What happens when an entire beauty team has been on set for hours and working hard? HUNGER! In today’s post, I wanted to keep things simple and talk about a different part of the craft. Craft services. Simply the food and refreshments that are provided during extended projects and shoots.
When scheduling a shoot longer than three hours, some kind of refreshment should be provided. For sessions longer than 6 hours, expect to have two to three extended breaks and on set snacks.
Having refreshments will help keep up the energies of all involved. Here are some tips when it comes to setting up craft services.
While pretty trays make great visuals, whats more important is what is IN the trays. Plural finger foods go a long way. Crackers, cheese slices, sliced meats, cookies and other snacks are great.

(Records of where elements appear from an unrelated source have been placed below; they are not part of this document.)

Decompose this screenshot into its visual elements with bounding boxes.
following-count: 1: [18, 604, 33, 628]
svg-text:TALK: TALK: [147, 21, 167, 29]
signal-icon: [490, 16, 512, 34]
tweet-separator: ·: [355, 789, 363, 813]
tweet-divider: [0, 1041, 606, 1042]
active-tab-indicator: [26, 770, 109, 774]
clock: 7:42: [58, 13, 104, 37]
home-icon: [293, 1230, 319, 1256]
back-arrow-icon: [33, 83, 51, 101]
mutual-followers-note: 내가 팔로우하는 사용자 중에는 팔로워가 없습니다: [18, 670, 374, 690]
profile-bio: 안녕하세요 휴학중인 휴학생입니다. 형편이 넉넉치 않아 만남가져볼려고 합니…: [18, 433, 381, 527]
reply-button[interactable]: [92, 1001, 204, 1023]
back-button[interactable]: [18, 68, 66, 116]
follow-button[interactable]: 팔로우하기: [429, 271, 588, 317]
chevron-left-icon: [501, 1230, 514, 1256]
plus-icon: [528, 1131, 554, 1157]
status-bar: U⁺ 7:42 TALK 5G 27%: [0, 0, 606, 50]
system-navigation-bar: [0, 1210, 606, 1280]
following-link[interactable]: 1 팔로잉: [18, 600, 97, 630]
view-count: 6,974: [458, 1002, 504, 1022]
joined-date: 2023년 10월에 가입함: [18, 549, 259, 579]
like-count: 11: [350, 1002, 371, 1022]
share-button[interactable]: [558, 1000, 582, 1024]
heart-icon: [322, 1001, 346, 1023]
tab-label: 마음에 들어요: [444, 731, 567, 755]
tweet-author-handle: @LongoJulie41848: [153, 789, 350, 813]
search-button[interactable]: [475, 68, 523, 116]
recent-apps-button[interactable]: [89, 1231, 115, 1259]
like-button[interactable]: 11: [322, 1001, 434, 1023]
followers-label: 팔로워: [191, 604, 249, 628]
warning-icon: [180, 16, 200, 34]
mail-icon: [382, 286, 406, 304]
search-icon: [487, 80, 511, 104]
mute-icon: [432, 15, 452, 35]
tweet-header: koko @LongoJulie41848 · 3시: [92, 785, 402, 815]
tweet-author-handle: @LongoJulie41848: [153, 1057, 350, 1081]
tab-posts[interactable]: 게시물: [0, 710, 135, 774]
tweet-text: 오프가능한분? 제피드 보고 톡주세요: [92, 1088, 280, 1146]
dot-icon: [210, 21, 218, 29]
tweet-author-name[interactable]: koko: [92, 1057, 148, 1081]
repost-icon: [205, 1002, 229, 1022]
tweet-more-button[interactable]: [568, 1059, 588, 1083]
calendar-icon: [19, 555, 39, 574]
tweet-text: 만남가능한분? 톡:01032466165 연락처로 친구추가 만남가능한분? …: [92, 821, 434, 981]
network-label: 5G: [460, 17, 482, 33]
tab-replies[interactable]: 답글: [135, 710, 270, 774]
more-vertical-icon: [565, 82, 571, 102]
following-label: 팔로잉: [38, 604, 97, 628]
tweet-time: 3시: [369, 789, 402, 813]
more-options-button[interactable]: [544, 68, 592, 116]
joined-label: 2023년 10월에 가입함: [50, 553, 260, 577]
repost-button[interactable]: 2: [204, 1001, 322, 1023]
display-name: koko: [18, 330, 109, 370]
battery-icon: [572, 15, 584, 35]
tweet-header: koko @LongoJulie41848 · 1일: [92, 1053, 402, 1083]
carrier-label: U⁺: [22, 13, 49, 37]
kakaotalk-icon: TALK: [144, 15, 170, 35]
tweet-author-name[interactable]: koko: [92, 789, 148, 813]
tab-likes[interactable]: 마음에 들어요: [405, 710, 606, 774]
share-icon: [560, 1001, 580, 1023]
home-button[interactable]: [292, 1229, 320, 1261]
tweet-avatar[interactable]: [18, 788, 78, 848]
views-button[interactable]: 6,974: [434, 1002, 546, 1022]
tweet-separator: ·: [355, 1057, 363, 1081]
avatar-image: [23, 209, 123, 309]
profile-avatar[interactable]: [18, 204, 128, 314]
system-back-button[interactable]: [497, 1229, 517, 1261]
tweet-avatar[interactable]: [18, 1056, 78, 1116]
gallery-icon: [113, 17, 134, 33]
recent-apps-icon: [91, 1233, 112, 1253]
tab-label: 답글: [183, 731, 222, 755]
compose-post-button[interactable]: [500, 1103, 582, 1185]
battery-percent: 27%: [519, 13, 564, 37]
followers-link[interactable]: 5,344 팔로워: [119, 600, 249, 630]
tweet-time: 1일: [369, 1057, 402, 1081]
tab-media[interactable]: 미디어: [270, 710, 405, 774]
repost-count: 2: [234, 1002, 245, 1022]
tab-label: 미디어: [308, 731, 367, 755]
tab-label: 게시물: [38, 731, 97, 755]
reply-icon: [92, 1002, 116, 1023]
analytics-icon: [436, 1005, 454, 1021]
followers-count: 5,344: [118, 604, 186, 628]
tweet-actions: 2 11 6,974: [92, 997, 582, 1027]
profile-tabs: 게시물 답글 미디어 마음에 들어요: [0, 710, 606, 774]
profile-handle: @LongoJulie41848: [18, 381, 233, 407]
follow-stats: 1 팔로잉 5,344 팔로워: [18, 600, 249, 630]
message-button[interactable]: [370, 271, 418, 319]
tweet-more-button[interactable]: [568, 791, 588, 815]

Have enough cups and serving utensils available. Try to minimize the need to physically touch food, especially foods that the person will not be taking for themselves.
If possible have a hand wash station/sanitizing station.
If on location, have individually wrapped items or individual portions.
For me, the standard ratio is 2:1 for each person there for snacks/fruits. This way crew can have options. I’ve found if you got 3:1 there is significant waste, and if you got 1:1, it often isn’t enough.
When serving drinks, individual servings are better, unless you have some sort of dispensing system. The best part about small 6 ounce bottles and cans, is the ability to use leftovers for future sessions and events. The worst part is excess waste/trash, so try and recycle as much as possible.
(Don’t) Be Cheap
Depending on the crowd and/or shoot, you may not have to have $5 water bottles on set. Often you can find premium labeled snacks and drinks, available in smaller sizes for a great value. This is where quality matters more than quantity. Establish a cost per person, and maintain that budget.
For smaller shoots and sessions, craft services seems to be a tradition that is coming to an end, but this could be a great opportunity to find a new marketing partner. I try to use local businesses when possible. It may not seem like a big deal, but an extra $100 to a local breakfast spot goes a long way for one sale, and can often feed about 15-30 people. Just call them up, tell them what you are needing, and let them worry about delivery, utensils, setup, and sometimes, even cleanup.
Do you currently provide craft services to your shoots and sessions? What are some of your tips?